伊澤はキーボードだが、曲によってはギターもこなす。そのさまは直立不動で、しかし視線は客席をロックオンしている。浮雲は上体を軽くスイングさせながらギターを弾き、亀田はうつむき気味でまるでシューゲイザーだ。刃田は、ワタシのポジションからはドラムセットに埋もれてあまり見えなかったが、その激しさと独特のリズム感は健在だ。
8年前の事変のライブと決定的に異なる、つまり進化していると思うのは、バックドロップの映像だ。恐らくは現在の林檎のパートナーの児玉裕一が手掛けていると思うが、そのクオリティーの高さに目を奪われてしまう。16面の小型モニターが並び、その上に5つの中型モニターが設置されている。
中型モニターにはメンバー5人の名前や楽器などが、歌い演奏しているのにシンクロしてフィーチャーされる。小型の方には、PVをはじめ映像がランダムに流れる。児玉は解散前の事変の後半からスタッフに加わり、その後の林檎のソロでその手腕を拡大している。その流れを経ての、このライブだ。
再生後の曲も、演奏された。のフュージョンに寄ったアレンジの『選ばれざる国民』、そして『永遠の不在証明』だ。『修羅場』『スーパースター』といった、初期の曲も演奏してくれ、懐かしくもあるがそれ以上に曲が古びていないことへの喜びの方が勝る。
『能動的三分間』『電波通信』といった、アッパーでライブ映えする曲を続けたのは素晴らしかった。『閃光少女』はイントロとアウトロが伊澤のキーボードという、新たなアレンジだった。序盤の『群青日和』と後半の『FOUL』では、中盤で刃田を除く4人がステージ前方に踊り出て横一列に並び、おのおのがソロを披露。特に後者では、3人のソロを林檎がフラグを振って応援するかのようなショットになっていた。
『透明人間』を経て、ラストは『空が鳴っている』。ステージ上にスモークが炊かれる中、林檎は歌い終えるとステージを後にし、残った4人による演奏が続く。やがてスモークはステージ上を覆い尽くして何も見えなくなり、演奏がSEにシフトしたところで、スモークがはれて無人のステージがお目見えした。「ウルトラC」のラストと同じ演出だ。

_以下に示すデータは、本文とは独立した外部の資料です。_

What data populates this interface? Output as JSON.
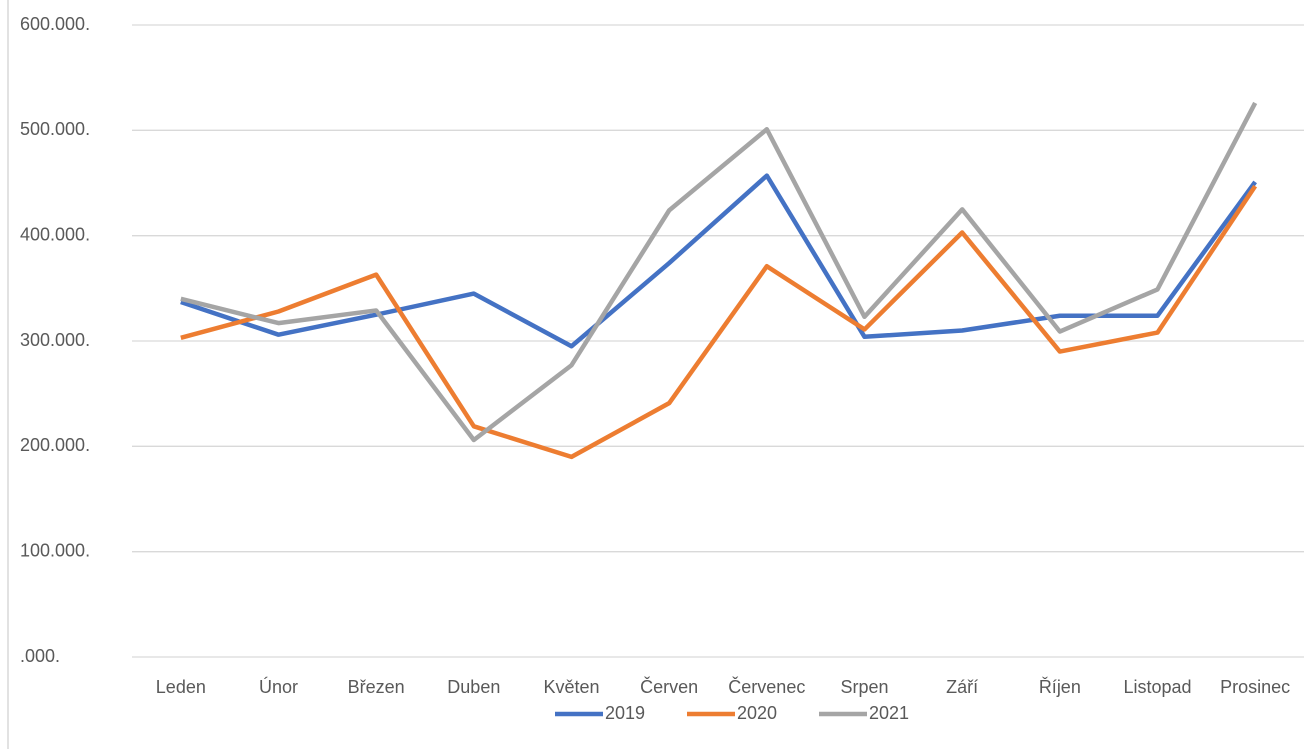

この後客電がついて、ライブが終了したことがアナウンスされた。つまりアンコールなしで、戸惑う観客は拍手をするが、再度終了のアナウンスがされた。ワタシは、スモークの演出をした時点でここで終わるなと思ったので、意外とは思わなかった。MCも全くなかったが、これが今回事変側が練りに練った上で放ったスタイルなのだ。
セットリスト
新しい文明開化
群青日和
某都民
選ばれざる国民
復讐
永遠の不在証明
絶体絶命
修羅場
能動的三分間
電波通信
スーパースター
乗り気
閃光少女
キラーチューン
今夜はから騒ぎ
OSCA
FOUL
勝ち戦
透明人間
空が鳴っている
8年前に東京事変が解散し椎名林檎がソロへとシフトしたとき、今日のような日が来るとは全く考えていなかった。この間に椎名林檎のライブは何度か観ていたので、正直なところあまり待たされた感も抱かなかった。がしかし、オープニングで幕が開いたその瞬間、鳥肌が立った。やはり、この5人が同じステージに立つというのは、すごいことなのだ。
特に感慨深かったのは、伊澤と亀田だった。8年前のラストライブ武道館、オーラス直前の伊澤のMCがとても印象的だった。音楽はずっと続くから、という伊澤のことばがいつしか伏線に転じていて、それがこの日回収されたのだ。亀田については、林檎のデビューから保護者のように彼女をバックアップしてきたが、事変解散後は共演する機会はほぼなかったように思われる。それが、この日林檎の隣でベースを弾く亀田の姿を見て、やっぱりしっくり来ると思ったのだ。
東京事変、ここに「再生」。
後は、この日参加されたみなさんが、数日後、数週間後、そしてその先も、無事で、幸せでありますように。